Lange habe ich gebraucht, diesen Artikel zu schreiben und zu veröffentlichen. Und sei gewarnt: Es ist ein längerer Text. Warum? Es ist mir wichtig, dir meine Learnings mitzugeben. Und derer gab es viele. Der Erstkontakt mit der Presse - das ist schon was. Also ... erinnern wir uns zurück. Es ist Juli ...
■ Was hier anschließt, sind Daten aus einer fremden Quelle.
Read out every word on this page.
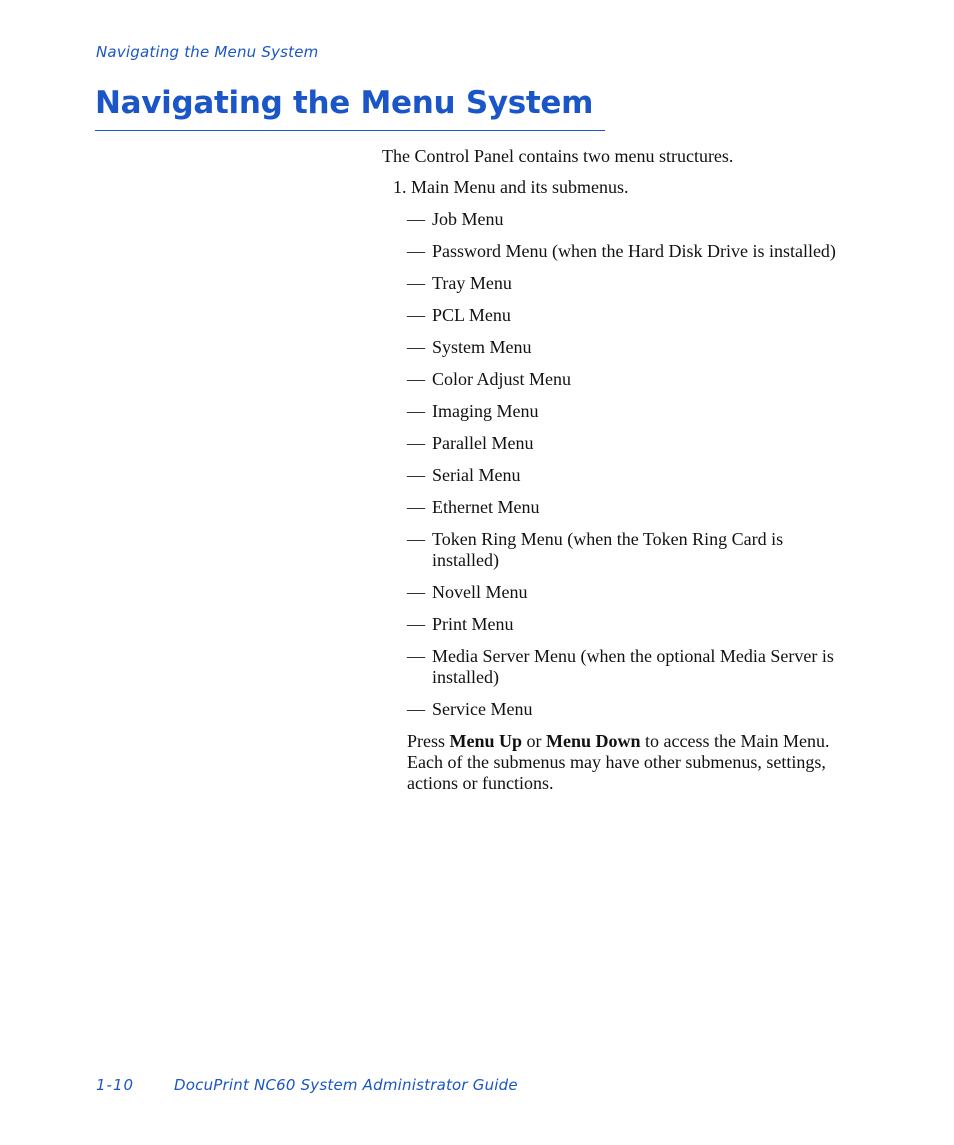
Navigating the Menu System
Navigating the Menu System

The Control Panel contains two menu structures.

1. Main Menu and its submenus.
— Job Menu
— Password Menu (when the Hard Disk Drive is installed)
— Tray Menu
— PCL Menu
— System Menu
— Color Adjust Menu
— Imaging Menu
— Parallel Menu
— Serial Menu
— Ethernet Menu
— Token Ring Menu (when the Token Ring Card is installed)
— Novell Menu
— Print Menu
— Media Server Menu (when the optional Media Server is installed)
— Service Menu

Press Menu Up or Menu Down to access the Main Menu. Each of the submenus may have other submenus, settings, actions or functions.

1-10	DocuPrint NC60 System Administrator Guide
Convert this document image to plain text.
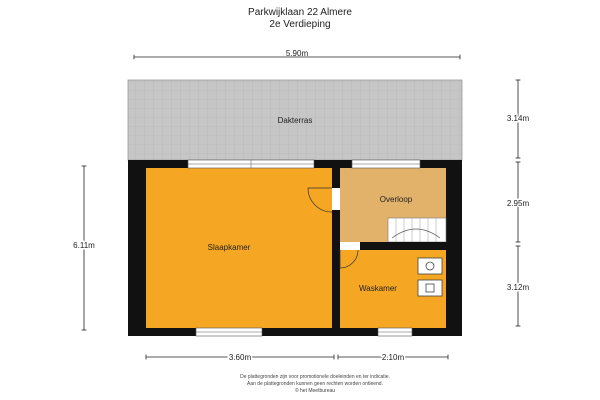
Parkwijklaan 22 Almere
2e Verdieping
Dakterras
Slaapkamer
Overloop
Waskamer
5.90m
3.14m
2.95m
3.12m
6.11m
3.60m	2.10m
De plattegronden zijn voor promotionele doeleinden en ter indicatie.
Aan de plattegronden kunnen geen rechten worden ontleend.
© het Meetbureau
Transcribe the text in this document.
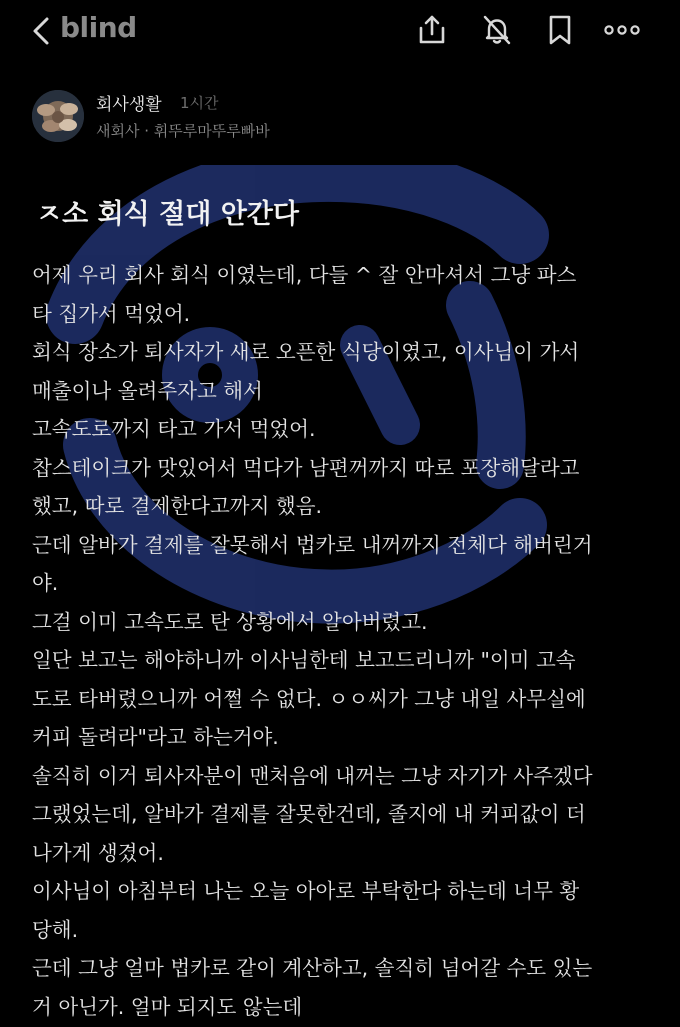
blind
회사생활 1시간
새회사 · 휘뚜루마뚜루빠바
ㅈ소 회식 절대 안간다

어제 우리 회사 회식 이였는데, 다들 ^ 잘 안마셔서 그냥 파스

타 집가서 먹었어.

회식 장소가 퇴사자가 새로 오픈한 식당이였고, 이사님이 가서

매출이나 올려주자고 해서

고속도로까지 타고 가서 먹었어.

찹스테이크가 맛있어서 먹다가 남편꺼까지 따로 포장해달라고

했고, 따로 결제한다고까지 했음.

근데 알바가 결제를 잘못해서 법카로 내꺼까지 전체다 해버린거

야.

그걸 이미 고속도로 탄 상황에서 알아버렸고.

일단 보고는 해야하니까 이사님한테 보고드리니까 "이미 고속

도로 타버렸으니까 어쩔 수 없다. ㅇㅇ씨가 그냥 내일 사무실에

커피 돌려라"라고 하는거야.

솔직히 이거 퇴사자분이 맨처음에 내꺼는 그냥 자기가 사주겠다

그랬었는데, 알바가 결제를 잘못한건데, 졸지에 내 커피값이 더

나가게 생겼어.

이사님이 아침부터 나는 오늘 아아로 부탁한다 하는데 너무 황

당해.

근데 그냥 얼마 법카로 같이 계산하고, 솔직히 넘어갈 수도 있는

거 아닌가. 얼마 되지도 않는데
Der Termin zur Lesung bei der Buchhandlung steht fest und damit auch: Wir müssen die Veranstaltung bewerben. Auch - oder gerade - in den lokalen Medien. Ich bekomme drei E-Mail-Adressen von Journalist:innen dreier unterschiedlich großer (lokal, regional, überregional) Zeitungen in die Hand gedrückt:
Schreib die mal an.
Okay..., aber: Was schreibe ich? Wie schreibe ich? Wieviel? Was ist, wenn sie sich nicht melden? Und was passiert, wenn sie sich melden und Interesse haben?

So hat es bei mir geklappt: Mein erstes Interview - mit der Süddeutschen Zeitung:

Schritt 1: Kontaktaufnahme

Es ist nichts Neues: Auch die Zeitungsredaktion bekommt mehr Post als ihnen lieb ist, und meine E-Mail (Absender: Unbekannt) ist nur eine von unzähligen. Also fasse ich mich kurz. Hier mein Text:

Liebe Frau…

am X. werden die Buchhandlung Y und ich eine Lesung veranstalten. Ich werde dabei aus meinem Debüt „Dieser eine Ort“ lesen. Wir würden uns sehr freuen, wenn Sie über das Buch und/oder die Veranstaltung berichten möchten.
Gerne sende ich Ihnen bei Interesse ein Rezensionsexemplar zu.


Learnings: Bevor du die Medien kontaktierst, sei konkret!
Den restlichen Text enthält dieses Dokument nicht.